Krishna does not instruct Arjuna to suppress or eliminate his emotions, nor does he advocate a withdrawal into cold detachment or emotional numbness. Rather than urging him to stop feeling altogether, Krishna points toward a more profound and resilient inner balance. He speaks of a steadiness of mind that stays grounded and composed, even as joy, sorrow, success, and failure rise and fall like waves upon the surface of the ocean of life.
The nuance of this teaching is important: genuine peace is not achieved by trying to control or perfect outer circumstances, which are always changing and largely beyond our command. Instead, it arises from transforming and stabilizing our inner response to whatever occurs. By cultivating this anchored state of awareness, one learns to remain inwardly steady amid the inevitable fluctuations of experience.
Why pleasure and pain both disturb the mind
Most people assume suffering alone destabilizes the mind. The Gita suggests something more radical, even pleasure can create imbalance. When something pleasant happens, the mind rushes outward. It clings, fears loss, and begins constructing expectations. Joy quietly turns into anxiety: What if this doesn’t last?
Similarly, when something unpleasant occurs, resistance arises. The mind replays events, imagines alternatives, or predicts future discomfort.
Both reactions, overexcitement and distress, pull awareness away from the present moment. Krishna’s insight is psychological as much as spiritual: emotional extremes exhaust the mind. Stability lies not in avoiding life’s experiences but in refusing to be internally tossed around by them. A steady mind experiences fully, yet remains grounded.
What “steady intellect” really means
The phrase sthira-buddhi, steady intellect, does not imply rigidity. It describes clarity that survives change.
Imagine standing on the shore watching waves crash endlessly. The waves differ each time, but the ocean beneath remains vast and unmoved. According to the Gita, wisdom means identifying with the ocean rather than the waves.
When identity depends on external outcomes, success, validation, relationships, possessions, emotional turbulence becomes inevitable. But when identity shifts inward toward awareness itself, change loses its power to destabilize.
This is why the verse links steadiness with freedom from delusion (asammūḍhaḥ). Delusion, in this context, is the belief that temporary events define permanent reality. The wise person sees experiences as passing conditions, not personal verdicts.

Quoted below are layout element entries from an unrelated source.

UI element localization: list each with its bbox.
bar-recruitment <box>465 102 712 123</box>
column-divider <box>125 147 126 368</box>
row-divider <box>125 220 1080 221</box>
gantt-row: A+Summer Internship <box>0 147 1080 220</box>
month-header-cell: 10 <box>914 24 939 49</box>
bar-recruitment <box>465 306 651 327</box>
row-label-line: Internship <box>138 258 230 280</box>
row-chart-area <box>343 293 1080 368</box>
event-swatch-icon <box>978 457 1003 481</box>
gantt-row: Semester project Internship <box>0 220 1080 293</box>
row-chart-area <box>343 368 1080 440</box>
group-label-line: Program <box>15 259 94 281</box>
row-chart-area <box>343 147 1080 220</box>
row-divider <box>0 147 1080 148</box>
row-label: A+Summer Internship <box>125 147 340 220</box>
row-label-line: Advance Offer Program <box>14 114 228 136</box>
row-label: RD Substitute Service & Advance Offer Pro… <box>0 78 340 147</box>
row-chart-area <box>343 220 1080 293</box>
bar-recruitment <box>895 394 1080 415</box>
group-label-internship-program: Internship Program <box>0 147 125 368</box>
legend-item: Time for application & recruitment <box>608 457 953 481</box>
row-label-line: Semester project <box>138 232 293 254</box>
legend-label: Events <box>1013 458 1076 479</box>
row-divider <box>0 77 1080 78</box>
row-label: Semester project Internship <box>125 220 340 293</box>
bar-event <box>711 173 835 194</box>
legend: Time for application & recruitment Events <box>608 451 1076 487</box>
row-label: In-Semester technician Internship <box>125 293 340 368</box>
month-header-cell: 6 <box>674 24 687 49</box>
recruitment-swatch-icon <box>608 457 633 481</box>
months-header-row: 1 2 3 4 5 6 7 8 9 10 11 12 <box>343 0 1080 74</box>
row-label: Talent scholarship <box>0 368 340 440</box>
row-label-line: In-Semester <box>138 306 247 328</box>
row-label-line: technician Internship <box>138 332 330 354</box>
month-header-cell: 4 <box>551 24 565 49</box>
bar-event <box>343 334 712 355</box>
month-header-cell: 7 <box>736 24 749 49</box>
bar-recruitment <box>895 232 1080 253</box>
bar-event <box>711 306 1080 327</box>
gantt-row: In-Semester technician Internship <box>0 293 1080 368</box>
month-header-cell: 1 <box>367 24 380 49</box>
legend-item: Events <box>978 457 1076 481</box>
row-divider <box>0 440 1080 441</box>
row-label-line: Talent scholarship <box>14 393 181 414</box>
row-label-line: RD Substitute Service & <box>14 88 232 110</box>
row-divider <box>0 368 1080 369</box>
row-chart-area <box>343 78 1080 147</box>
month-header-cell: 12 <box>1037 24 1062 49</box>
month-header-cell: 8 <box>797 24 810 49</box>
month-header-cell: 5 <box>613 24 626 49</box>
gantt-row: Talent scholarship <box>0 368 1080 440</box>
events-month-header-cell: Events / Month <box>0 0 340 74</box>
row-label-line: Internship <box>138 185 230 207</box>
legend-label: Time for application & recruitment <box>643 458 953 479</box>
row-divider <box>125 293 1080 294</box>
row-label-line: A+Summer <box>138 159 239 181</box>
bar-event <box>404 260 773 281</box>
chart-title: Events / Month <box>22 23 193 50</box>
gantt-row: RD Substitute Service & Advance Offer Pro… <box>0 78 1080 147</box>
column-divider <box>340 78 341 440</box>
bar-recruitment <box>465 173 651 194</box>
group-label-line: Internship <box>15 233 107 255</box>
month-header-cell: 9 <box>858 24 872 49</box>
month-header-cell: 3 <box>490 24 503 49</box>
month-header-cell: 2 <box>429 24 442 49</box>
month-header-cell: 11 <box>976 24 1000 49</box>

Practicing steadiness in everyday life
This teaching is not reserved for monks or philosophers; it is intensely practical. A steady mind can be practiced in small moments:
- When praise comes, notice gratitude without building attachment to approval.

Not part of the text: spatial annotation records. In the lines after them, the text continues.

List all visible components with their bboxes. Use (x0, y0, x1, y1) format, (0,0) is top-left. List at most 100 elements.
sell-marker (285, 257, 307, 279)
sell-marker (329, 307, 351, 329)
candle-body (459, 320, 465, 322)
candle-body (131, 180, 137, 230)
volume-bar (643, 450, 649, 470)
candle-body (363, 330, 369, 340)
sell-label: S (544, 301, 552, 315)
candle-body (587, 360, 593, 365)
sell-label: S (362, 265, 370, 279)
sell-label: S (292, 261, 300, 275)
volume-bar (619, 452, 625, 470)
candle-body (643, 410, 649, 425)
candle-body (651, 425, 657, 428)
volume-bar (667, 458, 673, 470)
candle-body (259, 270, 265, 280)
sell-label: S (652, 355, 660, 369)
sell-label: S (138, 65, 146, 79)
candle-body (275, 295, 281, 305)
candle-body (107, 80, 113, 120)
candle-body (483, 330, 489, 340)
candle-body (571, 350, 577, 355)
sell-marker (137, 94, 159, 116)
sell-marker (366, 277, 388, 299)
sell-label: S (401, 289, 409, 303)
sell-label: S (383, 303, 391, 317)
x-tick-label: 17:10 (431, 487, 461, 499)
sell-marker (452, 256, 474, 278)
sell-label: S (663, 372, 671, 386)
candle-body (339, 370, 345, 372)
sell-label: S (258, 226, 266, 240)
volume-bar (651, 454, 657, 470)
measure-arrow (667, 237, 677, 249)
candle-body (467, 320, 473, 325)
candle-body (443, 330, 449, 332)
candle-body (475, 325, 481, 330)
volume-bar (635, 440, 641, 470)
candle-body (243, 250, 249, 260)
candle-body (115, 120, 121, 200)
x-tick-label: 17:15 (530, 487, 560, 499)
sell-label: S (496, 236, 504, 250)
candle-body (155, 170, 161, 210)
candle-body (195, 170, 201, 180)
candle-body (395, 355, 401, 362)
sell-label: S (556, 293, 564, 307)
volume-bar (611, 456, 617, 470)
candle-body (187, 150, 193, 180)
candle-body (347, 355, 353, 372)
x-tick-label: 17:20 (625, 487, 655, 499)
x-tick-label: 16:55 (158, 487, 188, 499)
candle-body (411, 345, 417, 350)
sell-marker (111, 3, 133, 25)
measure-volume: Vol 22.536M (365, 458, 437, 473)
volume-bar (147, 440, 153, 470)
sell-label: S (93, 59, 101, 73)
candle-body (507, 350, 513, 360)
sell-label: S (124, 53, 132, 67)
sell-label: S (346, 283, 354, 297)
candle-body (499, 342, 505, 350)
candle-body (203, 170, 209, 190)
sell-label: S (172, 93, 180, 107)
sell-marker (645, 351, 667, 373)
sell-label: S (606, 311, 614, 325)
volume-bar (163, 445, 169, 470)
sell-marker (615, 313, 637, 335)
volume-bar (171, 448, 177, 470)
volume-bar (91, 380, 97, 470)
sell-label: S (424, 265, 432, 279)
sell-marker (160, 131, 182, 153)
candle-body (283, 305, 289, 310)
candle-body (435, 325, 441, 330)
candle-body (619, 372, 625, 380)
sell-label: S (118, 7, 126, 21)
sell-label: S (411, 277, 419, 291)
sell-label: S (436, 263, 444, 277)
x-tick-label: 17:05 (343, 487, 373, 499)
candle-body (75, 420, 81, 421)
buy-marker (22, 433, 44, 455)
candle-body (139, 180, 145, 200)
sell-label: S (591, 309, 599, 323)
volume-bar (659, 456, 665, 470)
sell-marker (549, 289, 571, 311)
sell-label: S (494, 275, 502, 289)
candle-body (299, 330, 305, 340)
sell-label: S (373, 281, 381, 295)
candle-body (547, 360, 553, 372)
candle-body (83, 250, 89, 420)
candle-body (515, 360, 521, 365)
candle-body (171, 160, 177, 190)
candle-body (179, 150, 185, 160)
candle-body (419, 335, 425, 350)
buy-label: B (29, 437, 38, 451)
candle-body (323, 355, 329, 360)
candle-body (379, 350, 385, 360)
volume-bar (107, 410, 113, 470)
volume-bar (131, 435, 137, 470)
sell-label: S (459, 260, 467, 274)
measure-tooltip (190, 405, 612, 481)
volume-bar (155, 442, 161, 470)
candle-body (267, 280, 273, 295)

- When criticism appears, observe the reaction before identifying with it.
- When plans change unexpectedly, pause instead of immediately resisting.
The goal is not emotional suppression but emotional spaciousness, allowing feelings to arise without letting them dictate identity or direction.
Over time, this creates resilience. Decisions become clearer because they are not driven purely by emotional highs or lows. Relationships improve because reactions soften. Even productivity increases, since energy is no longer wasted on internal turbulence.
The deeper promise of the verse
Krishna concludes by saying such a person is “established in Brahman,” meaning rooted in something unchanging beneath life’s movement. Whether interpreted spiritually or psychologically, the message remains powerful: stability is an inner achievement, not an external condition.
Change will not slow down. The world will continue shifting, careers evolving, relationships transforming, circumstances turning unexpectedly. Waiting for life to become predictable before feeling peaceful is a losing strategy.
The Gita offers another path: cultivate a mind that remains steady within change.
When joy arrives, welcome it gently. When difficulty comes, meet it calmly. Between these opposites lies a quiet center, a place where clarity survives chaos. And according to this timeless verse, that center is where true freedom begins.